For the Buffalo Sabres, a lockout, or even a late-starting season could put plans the Sabres may have had for its rookies on hold. In June, the Sabres drafted Mikhail Grigorenko and Zemgus Girgensons in the first round. The Russian Grigorenko and the Latvian Girgensons could seek other options to play hockey this year instead of the Sabres. 

Grigorenko is the real concern. He's the higher of the draft picks and the more talented player right now. The Sabers were willing to give Grigorenko a chance at a NHL roster spot in the preseason. The Sabres don't have a center over 6-foot. At 6-foot-3, Grigorenko would be a welcomed addition.

When the Sabers drafted Grigorenko, there was speculation on where he would play in 2012. If he wasn't with the Sabres, some thought he could play another season in Canada, or he could go to his home country and play in Russia's KHL. Grigorenko's draft stock fell because teams were afraid he would dart for Russia.

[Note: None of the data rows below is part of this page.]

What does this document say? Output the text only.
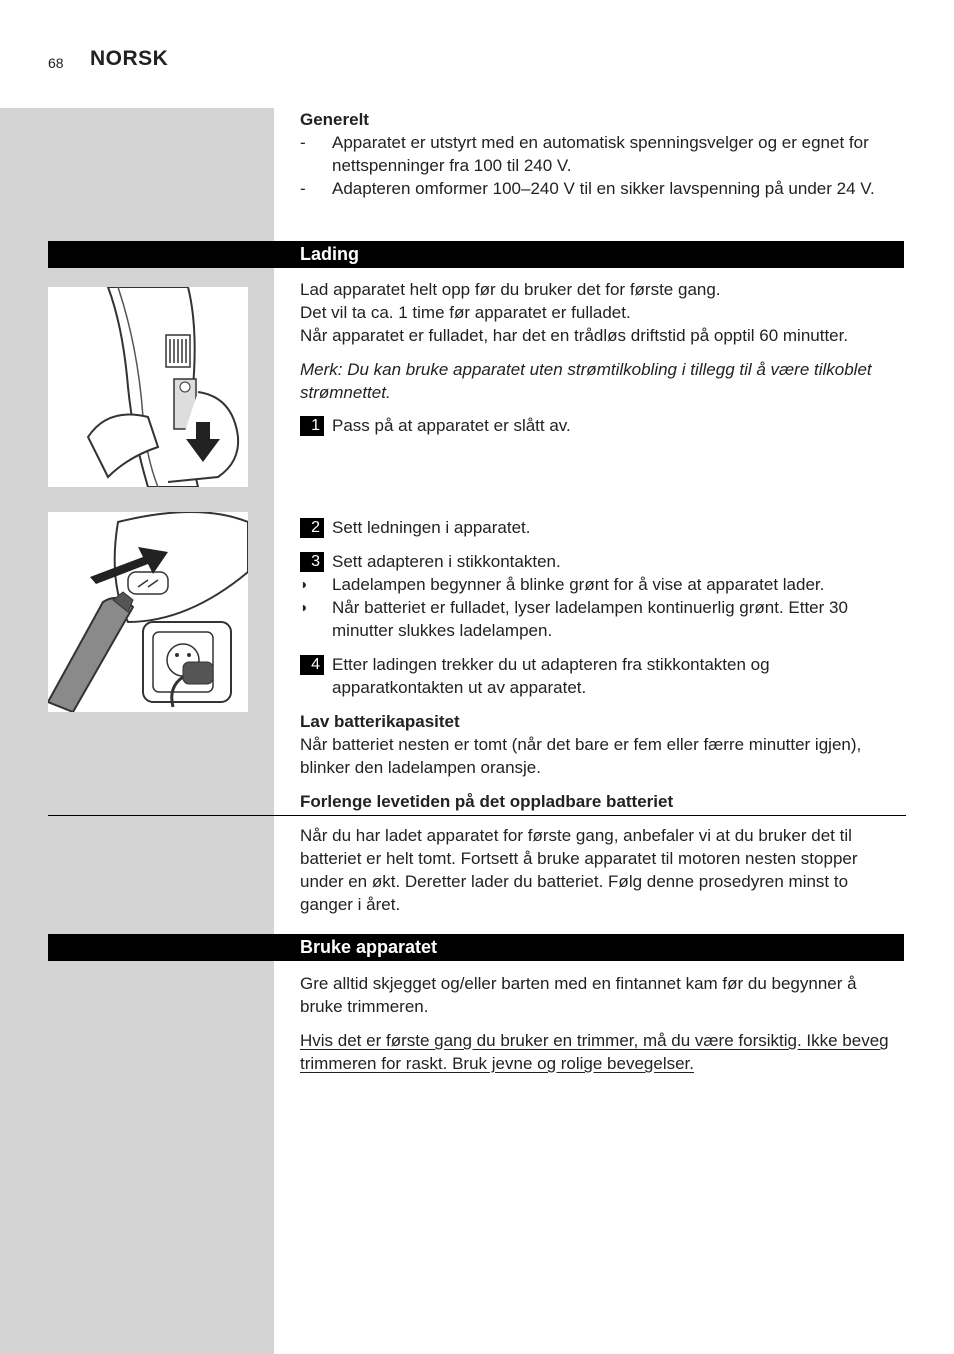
68 NORSK
Generelt
- Apparatet er utstyrt med en automatisk spenningsvelger og er egnet for nettspenninger fra 100 til 240 V.
- Adapteren omformer 100–240 V til en sikker lavspenning på under 24 V.
Lading

Lad apparatet helt opp før du bruker det for første gang.

Det vil ta ca. 1 time før apparatet er fulladet.

Når apparatet er fulladet, har det en trådløs driftstid på opptil 60 minutter.

Merk: Du kan bruke apparatet uten strømtilkobling i tillegg til å være tilkoblet strømnettet.

1 Pass på at apparatet er slått av.
2 Sett ledningen i apparatet.
3 Sett adapteren i stikkontakten.
◗ Ladelampen begynner å blinke grønt for å vise at apparatet lader.
◗ Når batteriet er fulladet, lyser ladelampen kontinuerlig grønt. Etter 30 minutter slukkes ladelampen.
4 Etter ladingen trekker du ut adapteren fra stikkontakten og apparatkontakten ut av apparatet.
Lav batterikapasitet

Når batteriet nesten er tomt (når det bare er fem eller færre minutter igjen), blinker den ladelampen oransje.

Forlenge levetiden på det oppladbare batteriet

Når du har ladet apparatet for første gang, anbefaler vi at du bruker det til batteriet er helt tomt. Fortsett å bruke apparatet til motoren nesten stopper under en økt. Deretter lader du batteriet. Følg denne prosedyren minst to ganger i året.

Bruke apparatet

Gre alltid skjegget og/eller barten med en fintannet kam før du begynner å bruke trimmeren.

Hvis det er første gang du bruker en trimmer, må du være forsiktig. Ikke beveg trimmeren for raskt. Bruk jevne og rolige bevegelser.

The Columbus Blue Jackets were one of the weariest teams drafting Grigorenko because Russians going to the KHL have burned them before. In 2003, Columbus drafted Nikolay Zherdev from Ukraine, but he left for the KHL during the lockout in 2004.

Columbus drafted Nikita Filatov in 2008. He has only played 53 NHL games since being drafted by the Blue Jackets. The native Russian has had multiple stints playing in his home country instead of the NHL. The Sabres have to be worried Grigorenko could follow in these footsteps this season.

During the NBA lockout, players went overseas to play and NHL players could do the same thing. Grigorenko and the Sabres have said he won't play for Rochester in the AHL. If the NHL season doesn't start on time, Grigorenko will be playing somewhere besides the United States this season.

Girgensons isn't as much of an issue because he signed a contract with the Sabres. If he didn't play for Buffalo, he would have gone to the University of Vermont. By signing with Buffalo, he is forgoing any college career.

Girgensons was likely to start in Rochester, but he may have made a push during the preseason for an NHL spot. Moreover, Girgensons could have been called up to Buffalo during the season if he played well enough in the AHL. With an uncertain season looming, Girgensons may see Europe as an option for this season.

It's hard to get inside the heads of these two European rookies to see what options they have. This might be a moot point if the NHL and its players get its act together and come to terms on a new deal. The Sabres' roster could look much different depending on when the NHL season begins.